3. Ocultismo, Astrología, Nueva Era


Hubo otra etapa de mi vida, en la que me aficioné mucho a todo lo misterioso y oculto, y llegué a sintonizar mucho con cosas como la Astrología, que mas allá de los típicos horóscopos de la prensa, llegué a estudiar con verdadera pasión y afición. Como yo no sabía nada de lo que la Iglesia enseña acerca de estas cosas, ni tampoco pensé nunca que eso fuera importante, y las cosas que veía me parecían tan maravillosas, creí de verdad que Dios me tenía que estar dando un don muy especial, pensaba que tenía que tener relación con ese Dios creador de todas las cosas, sin cuya Gracia no existiríamos, y del cual yo, no dudaba de su existencia, a pesar de que en estas cosas de la Astrología y ocultismo, el pensamiento es mas Agnóstico que religioso. Fueron varios años los que dediqué al estudio de estas cosas, y a otras relacionadas, con las que llegué a curiosear, como la parapsicología, los ovnis, etc.

Pero después de un tiempo, me dí cuenta de una cosa. Estas cosas no me respondían a uno de las preguntas mas importantes de mi vida. ¿Porqué estámos aquí? ¿Porqué tenemos que morir? ¿A dónde vamos después?. ¿De que sirve una cosa que sirve “supuestamente” para predecir el futuro de los demás, o incluso el tuyo, pero tu no puedes moverlo ni cambiarlo? Es como jugar a ser dios.

Todo el saber y ciencia que pudiera yo acumular no me estaban llenando un vacío en mi interior, y no lograba saber el motivo. La respuesta existe, pero yo no la conocía entonces.

Jesús dijo: “Yo soy el camino, la verdad y la vida” 


Estaba llegando a pensar que Dios era mucho mas que todo esto que yo había descubierto.
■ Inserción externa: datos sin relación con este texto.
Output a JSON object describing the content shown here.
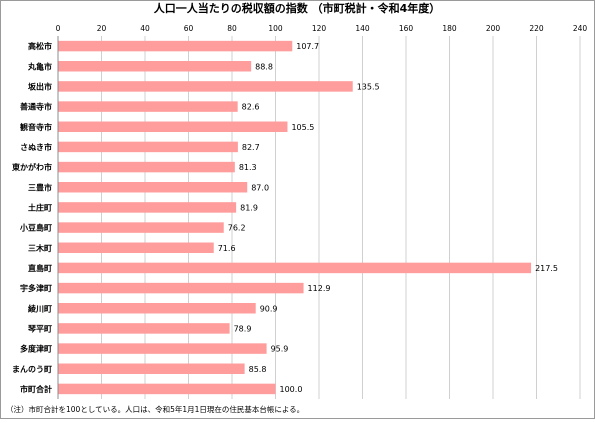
{
  "chart_data": {
    "type": "bar",
    "orientation": "horizontal",
    "title": "人口一人当たりの税収額の指数 （市町税計・令和4年度）",
    "categories": [
      "高松市",
      "丸亀市",
      "坂出市",
      "善通寺市",
      "観音寺市",
      "さぬき市",
      "東かがわ市",
      "三豊市",
      "土庄町",
      "小豆島町",
      "三木町",
      "直島町",
      "宇多津町",
      "綾川町",
      "琴平町",
      "多度津町",
      "まんのう町",
      "市町合計"
    ],
    "values": [
      107.7,
      88.8,
      135.5,
      82.6,
      105.5,
      82.7,
      81.3,
      87.0,
      81.9,
      76.2,
      71.6,
      217.5,
      112.9,
      90.9,
      78.9,
      95.9,
      85.8,
      100.0
    ],
    "value_labels": [
      "107.7",
      "88.8",
      "135.5",
      "82.6",
      "105.5",
      "82.7",
      "81.3",
      "87.0",
      "81.9",
      "76.2",
      "71.6",
      "217.5",
      "112.9",
      "90.9",
      "78.9",
      "95.9",
      "85.8",
      "100.0"
    ],
    "xlim": [
      0,
      240
    ],
    "xticks": [
      0,
      20,
      40,
      60,
      80,
      100,
      120,
      140,
      160,
      180,
      200,
      220,
      240
    ],
    "grid": true,
    "bar_color": "#ff9c9c",
    "footnote": "（注）市町合計を100としている。人口は、令和5年1月1日現在の住民基本台帳による。"
  }
}
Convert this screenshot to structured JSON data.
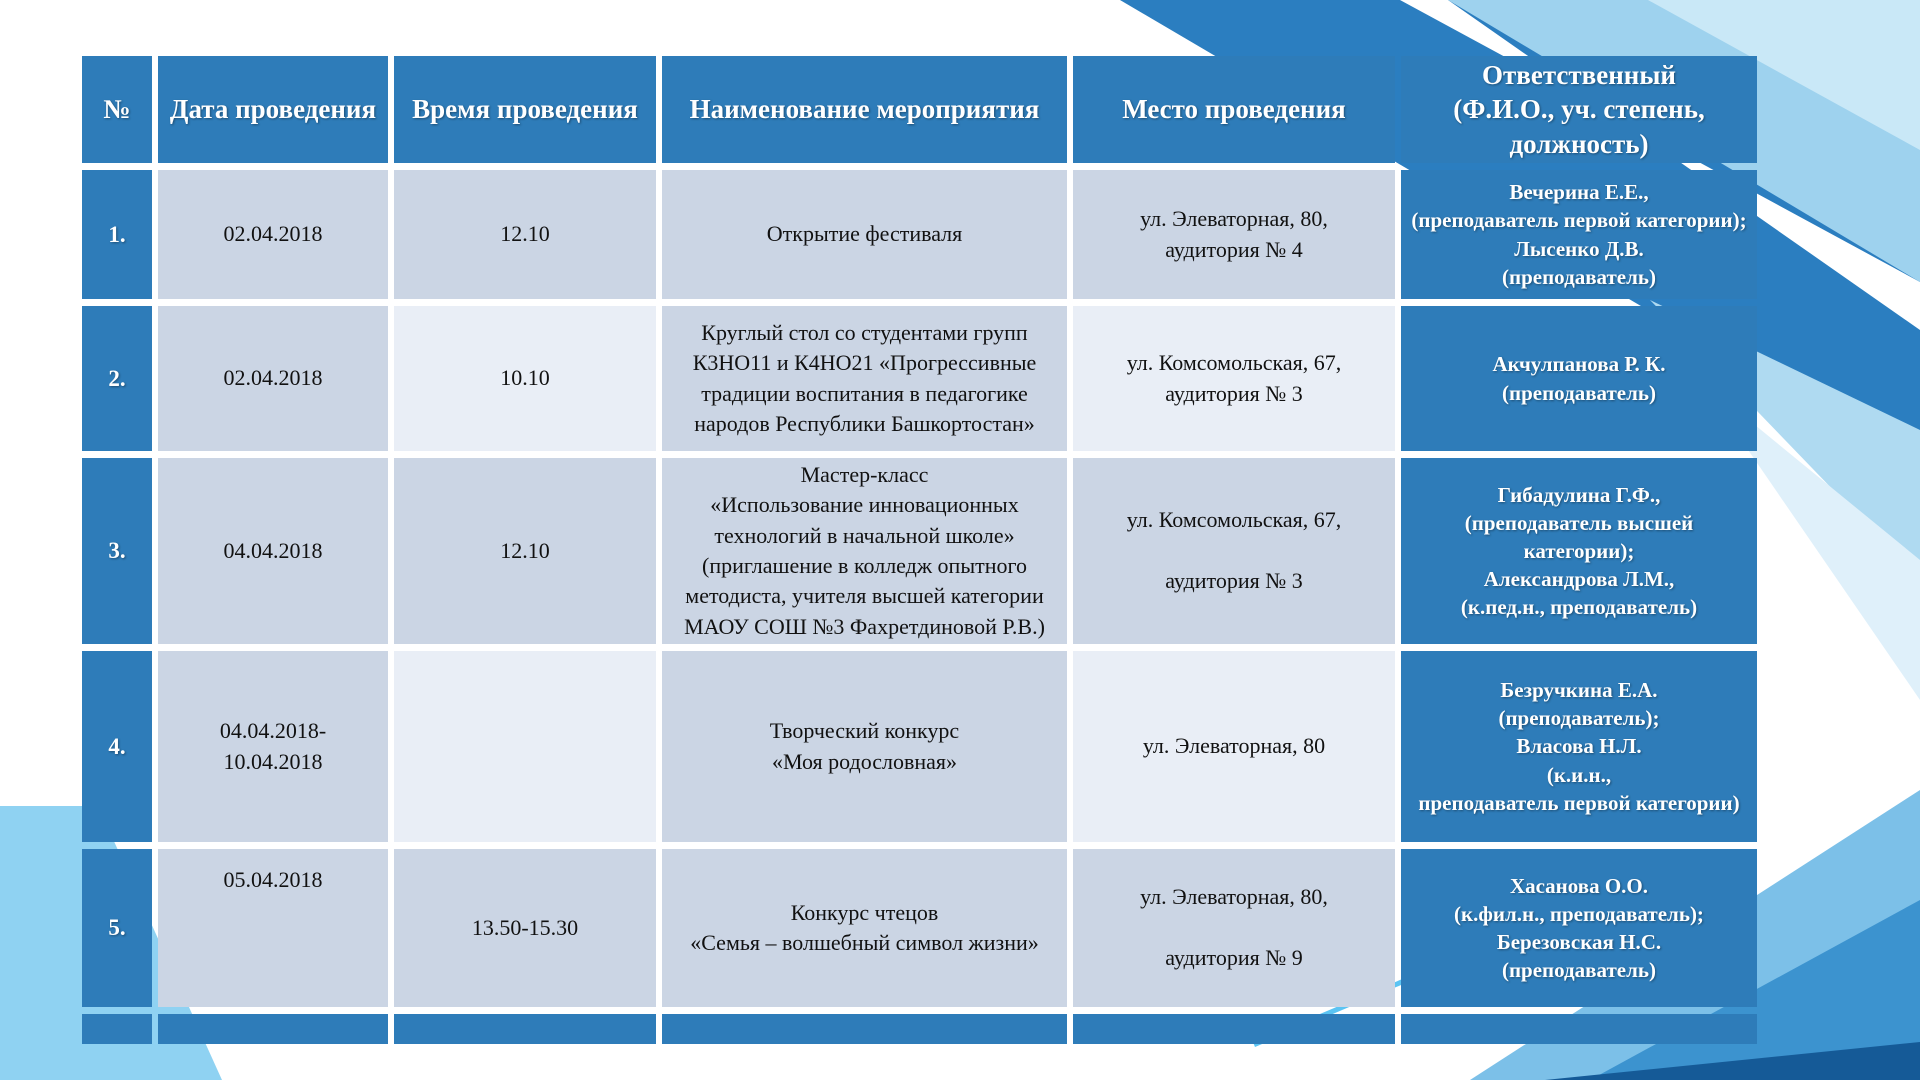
{
  "colors": {
    "header-blue": "#2E7CB9",
    "cell-muted": "#CBD5E4",
    "cell-light": "#E9EEF6",
    "text-dark": "#111111",
    "tri-mid": "#2B7EC0",
    "tri-light": "#9ED2EE",
    "tri-pale": "#C9E8F7",
    "wedge-light": "#AFDAF1",
    "wedge-pale": "#DFF0FA",
    "br-light": "#7CC0E8",
    "br-mid": "#3C93CF",
    "br-navy": "#155A97",
    "line-cyan": "#5BC4F3",
    "bl-sky": "#8FD2F2"
  },
  "table": {
    "columns": [
      {
        "label": "№"
      },
      {
        "label": "Дата проведения"
      },
      {
        "label": "Время проведения"
      },
      {
        "label": "Наименование мероприятия"
      },
      {
        "label": "Место проведения"
      },
      {
        "label": "Ответственный\n(Ф.И.О., уч. степень,\nдолжность)"
      }
    ],
    "rows": [
      {
        "num": "1.",
        "date": "02.04.2018",
        "time": "12.10",
        "name": "Открытие фестиваля",
        "place": "ул. Элеваторная, 80,\nаудитория № 4",
        "resp": "Вечерина Е.Е.,\n(преподаватель первой категории);\nЛысенко Д.В.\n(преподаватель)"
      },
      {
        "num": "2.",
        "date": "02.04.2018",
        "time": "10.10",
        "name": "Круглый стол со студентами групп\nК3НО11 и К4НО21 «Прогрессивные\nтрадиции воспитания в педагогике\nнародов Республики Башкортостан»",
        "place": "ул. Комсомольская, 67,\nаудитория № 3",
        "resp": "Акчулпанова Р. К.\n(преподаватель)"
      },
      {
        "num": "3.",
        "date": "04.04.2018",
        "time": "12.10",
        "name": "Мастер-класс\n«Использование инновационных\nтехнологий в начальной школе»\n(приглашение в колледж опытного\nметодиста, учителя высшей категории\nМАОУ СОШ №3 Фахретдиновой Р.В.)",
        "place": "ул. Комсомольская, 67,\n\nаудитория № 3",
        "resp": "Гибадулина Г.Ф.,\n(преподаватель высшей\nкатегории);\nАлександрова Л.М.,\n(к.пед.н., преподаватель)"
      },
      {
        "num": "4.",
        "date": "04.04.2018-\n10.04.2018",
        "time": "",
        "name": "Творческий конкурс\n«Моя родословная»",
        "place": "ул. Элеваторная, 80",
        "resp": "Безручкина Е.А.\n(преподаватель);\nВласова Н.Л.\n(к.и.н.,\nпреподаватель первой категории)"
      },
      {
        "num": "5.",
        "date": "05.04.2018",
        "time": "13.50-15.30",
        "name": "Конкурс чтецов\n«Семья – волшебный символ жизни»",
        "place": "ул. Элеваторная, 80,\n\nаудитория № 9",
        "resp": "Хасанова О.О.\n(к.фил.н., преподаватель);\nБерезовская Н.С.\n(преподаватель)"
      }
    ]
  }
}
Mi vida personal, mi comportamiento, mis hábitos, están necesitando un cambio, una transformación. Claro, yo entonces, como Católico “Nominal”, no pensaba mucho en lo que era realmente ser cristiano. Sólo pensaba que era una persona “normal”, incluso “buena”. Fue tal vez, un golpe duro, por la muerte inesperada de un familiar de mi edad, con la que me dí cuenta quizás de que la vida es “demasiado importante”, y tal vez motivado por una necesidad de llenar mi vacío espiritual, y aunque no recuerdo muy bien el como, y tampoco me importa, comencé a leer la Biblia, y poco a poco me voy dando cuenta al leer que el modelo a seguir en nuestra vida, existe, y estaba escrito en esas páginas. Tengo recuerdos de sentir gran paz al leer las palabras de Jesús narradas en los Evangelios, pero a la vez recuerdo la inquietud al leer otras cosas de la Biblia que no entiendo bien en aquella época. ¿A quién no le ha perturbado leer u oir del libro del Apocalipsis con aquellos signos y símbolos tan misteriosos?
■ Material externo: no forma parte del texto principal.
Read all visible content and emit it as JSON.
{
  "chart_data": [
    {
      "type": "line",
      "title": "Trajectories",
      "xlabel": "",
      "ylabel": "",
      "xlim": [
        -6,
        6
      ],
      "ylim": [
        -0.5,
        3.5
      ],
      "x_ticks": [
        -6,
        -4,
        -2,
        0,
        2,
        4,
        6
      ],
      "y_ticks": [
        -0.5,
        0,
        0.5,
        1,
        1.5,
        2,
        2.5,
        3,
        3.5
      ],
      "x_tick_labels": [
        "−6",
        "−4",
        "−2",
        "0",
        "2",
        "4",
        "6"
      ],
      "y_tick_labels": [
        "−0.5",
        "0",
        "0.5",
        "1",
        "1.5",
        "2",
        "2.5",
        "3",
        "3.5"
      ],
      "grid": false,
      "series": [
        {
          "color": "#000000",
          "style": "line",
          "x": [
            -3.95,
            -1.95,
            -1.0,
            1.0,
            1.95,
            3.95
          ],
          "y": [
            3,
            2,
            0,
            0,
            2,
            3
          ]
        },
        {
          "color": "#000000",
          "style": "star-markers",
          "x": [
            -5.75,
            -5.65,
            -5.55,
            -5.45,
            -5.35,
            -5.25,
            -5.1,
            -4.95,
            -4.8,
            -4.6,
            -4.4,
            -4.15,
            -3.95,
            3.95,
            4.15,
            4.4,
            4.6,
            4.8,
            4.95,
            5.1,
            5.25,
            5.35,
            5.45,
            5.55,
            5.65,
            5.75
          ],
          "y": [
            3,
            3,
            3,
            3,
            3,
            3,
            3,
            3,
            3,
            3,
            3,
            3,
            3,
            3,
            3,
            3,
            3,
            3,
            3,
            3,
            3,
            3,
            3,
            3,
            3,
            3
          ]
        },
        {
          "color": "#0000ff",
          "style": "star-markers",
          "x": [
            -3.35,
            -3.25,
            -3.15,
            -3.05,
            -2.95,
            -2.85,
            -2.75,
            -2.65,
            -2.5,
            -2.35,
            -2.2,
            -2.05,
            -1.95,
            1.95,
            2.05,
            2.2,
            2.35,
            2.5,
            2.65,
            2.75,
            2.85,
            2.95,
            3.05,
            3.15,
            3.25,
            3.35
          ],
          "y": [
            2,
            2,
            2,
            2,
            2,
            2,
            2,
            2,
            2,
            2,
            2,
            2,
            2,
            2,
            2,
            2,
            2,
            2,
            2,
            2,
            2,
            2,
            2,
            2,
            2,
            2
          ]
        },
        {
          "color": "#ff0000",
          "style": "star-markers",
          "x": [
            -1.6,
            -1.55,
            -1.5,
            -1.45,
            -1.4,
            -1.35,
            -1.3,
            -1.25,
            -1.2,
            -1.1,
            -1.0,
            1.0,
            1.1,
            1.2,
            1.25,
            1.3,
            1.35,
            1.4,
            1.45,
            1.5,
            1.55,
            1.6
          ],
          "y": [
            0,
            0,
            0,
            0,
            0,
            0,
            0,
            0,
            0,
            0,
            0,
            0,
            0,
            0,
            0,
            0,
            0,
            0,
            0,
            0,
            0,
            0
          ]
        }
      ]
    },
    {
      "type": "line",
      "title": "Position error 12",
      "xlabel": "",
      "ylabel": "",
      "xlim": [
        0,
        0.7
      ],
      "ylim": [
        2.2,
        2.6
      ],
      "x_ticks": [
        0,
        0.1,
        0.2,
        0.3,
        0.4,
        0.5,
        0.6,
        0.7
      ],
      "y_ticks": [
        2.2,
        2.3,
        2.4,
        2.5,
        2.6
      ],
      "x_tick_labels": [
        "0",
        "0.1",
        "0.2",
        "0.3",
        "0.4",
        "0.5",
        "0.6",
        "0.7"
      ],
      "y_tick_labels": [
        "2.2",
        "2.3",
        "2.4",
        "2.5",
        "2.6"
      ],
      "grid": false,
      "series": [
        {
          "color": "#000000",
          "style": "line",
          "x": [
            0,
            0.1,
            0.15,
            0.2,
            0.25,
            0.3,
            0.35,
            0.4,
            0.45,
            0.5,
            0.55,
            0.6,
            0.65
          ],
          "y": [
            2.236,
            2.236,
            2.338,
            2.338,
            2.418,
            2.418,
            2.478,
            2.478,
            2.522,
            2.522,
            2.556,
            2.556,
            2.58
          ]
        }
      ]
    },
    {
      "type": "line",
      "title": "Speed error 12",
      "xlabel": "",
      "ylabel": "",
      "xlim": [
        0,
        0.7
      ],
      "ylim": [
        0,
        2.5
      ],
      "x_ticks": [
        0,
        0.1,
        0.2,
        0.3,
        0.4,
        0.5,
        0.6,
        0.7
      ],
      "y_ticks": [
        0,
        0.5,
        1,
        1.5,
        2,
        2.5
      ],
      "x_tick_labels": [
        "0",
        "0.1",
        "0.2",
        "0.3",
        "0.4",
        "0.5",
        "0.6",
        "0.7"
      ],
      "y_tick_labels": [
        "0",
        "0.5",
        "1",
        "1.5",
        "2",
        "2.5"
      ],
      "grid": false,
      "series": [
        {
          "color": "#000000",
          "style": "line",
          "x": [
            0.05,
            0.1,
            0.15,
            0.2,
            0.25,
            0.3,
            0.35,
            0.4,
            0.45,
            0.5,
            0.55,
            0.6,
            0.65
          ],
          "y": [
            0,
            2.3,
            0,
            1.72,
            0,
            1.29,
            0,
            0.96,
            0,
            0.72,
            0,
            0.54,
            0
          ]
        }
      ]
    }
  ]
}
Si me conocéis a mi, conoceréis también a mi Padre (Jn 14:7)

Yo soy la luz del mundo, el que me siga no caminará en la oscuridad, sino que tendrá la luz de la vida (Jn 8:12)
 


Comienzo a tener una “nueva” percepción de Dios, y por primera vez en mi vida, observo una necesidad de hacer oración, y recibo a cambio un gran consuelo en mis tristezas. Nada de esto es mérito mío, puesto que es muy fácil cuando las cosas van mal, buscar el consuelo de alguien.
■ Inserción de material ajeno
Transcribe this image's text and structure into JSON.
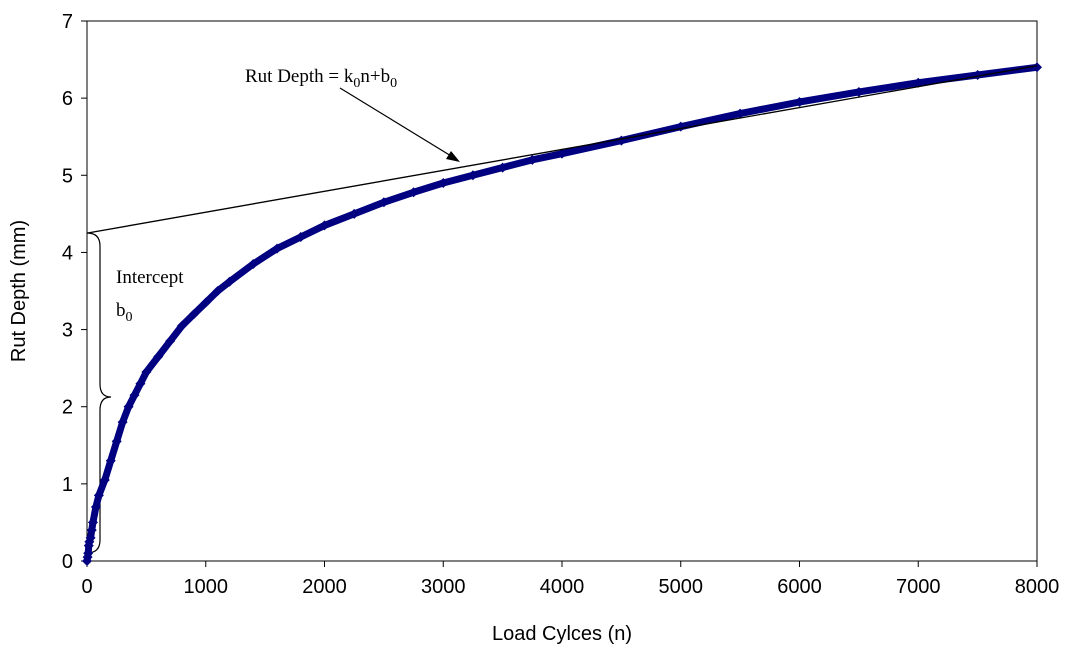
{
  "chart_data": {
    "type": "scatter",
    "x_label": "Load Cylces (n)",
    "y_label": "Rut Depth (mm)",
    "xlim": [
      0,
      8000
    ],
    "ylim": [
      0,
      7
    ],
    "xticks": [
      0,
      1000,
      2000,
      3000,
      4000,
      5000,
      6000,
      7000,
      8000
    ],
    "yticks": [
      0,
      1,
      2,
      3,
      4,
      5,
      6,
      7
    ],
    "grid": false,
    "series": [
      {
        "color": "#000080",
        "x": [
          0,
          5,
          10,
          15,
          20,
          30,
          40,
          50,
          75,
          100,
          150,
          200,
          250,
          300,
          350,
          400,
          450,
          500,
          600,
          700,
          800,
          900,
          1000,
          1100,
          1200,
          1400,
          1600,
          1800,
          2000,
          2250,
          2500,
          2750,
          3000,
          3250,
          3500,
          3750,
          4000,
          4500,
          5000,
          5500,
          6000,
          6500,
          7000,
          7500,
          8000
        ],
        "values": [
          0,
          0.05,
          0.1,
          0.2,
          0.25,
          0.3,
          0.4,
          0.5,
          0.7,
          0.85,
          1.05,
          1.3,
          1.55,
          1.8,
          2.0,
          2.15,
          2.3,
          2.45,
          2.65,
          2.85,
          3.05,
          3.2,
          3.35,
          3.5,
          3.62,
          3.85,
          4.05,
          4.2,
          4.35,
          4.5,
          4.65,
          4.78,
          4.9,
          5.0,
          5.1,
          5.2,
          5.28,
          5.45,
          5.63,
          5.8,
          5.95,
          6.08,
          6.2,
          6.3,
          6.4
        ]
      }
    ],
    "trendline": {
      "x": [
        0,
        8000
      ],
      "values": [
        4.25,
        6.42
      ],
      "color": "#000000"
    },
    "annotations": {
      "equation": [
        "Rut Depth = k",
        "0",
        "n+b",
        "0"
      ],
      "intercept": [
        "Intercept",
        "b",
        "0"
      ]
    }
  }
}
El Señor me concede la Gracia de apreciar su Palabra, de amarla, pone en mi un deseo de comprender lo que está escrito en las Sagradas Escrituras, pone en mi la certeza de que en ella está la auténtica verdad, y recibo también la Gracia de orar a Dios frecuentemente, era como una necesidad que había nacido en mi repentinamente.

Pero yo seguía siendo un Cristiano “nominal”, que desconocía muchos aspectos de la Fe que recibí en mis primeros años, pero que ya hacía muchos años que había ido perdiendo poco a poco, sin darme cuenta. Pero estaba leyendo la Biblia. Una tabla de salvación para mi fe.

«¿Entiendes lo que vas leyendo?. El respondió: «¿Cómo lo puedo entender si nadie me hace de guía?» (Hechos 8, 30-31) 


Yo era un poco como el etíope que narra el libro de los Hechos de los Apóstoles. Estaba leyendo al profeta Isaías y Felipe salió a su encuentro y le preguntó: «¿Entiendes lo que vas leyendo?, y el Etíope aludió a su imposibilidad de entender si alguien no le enseña que es aquello que lee.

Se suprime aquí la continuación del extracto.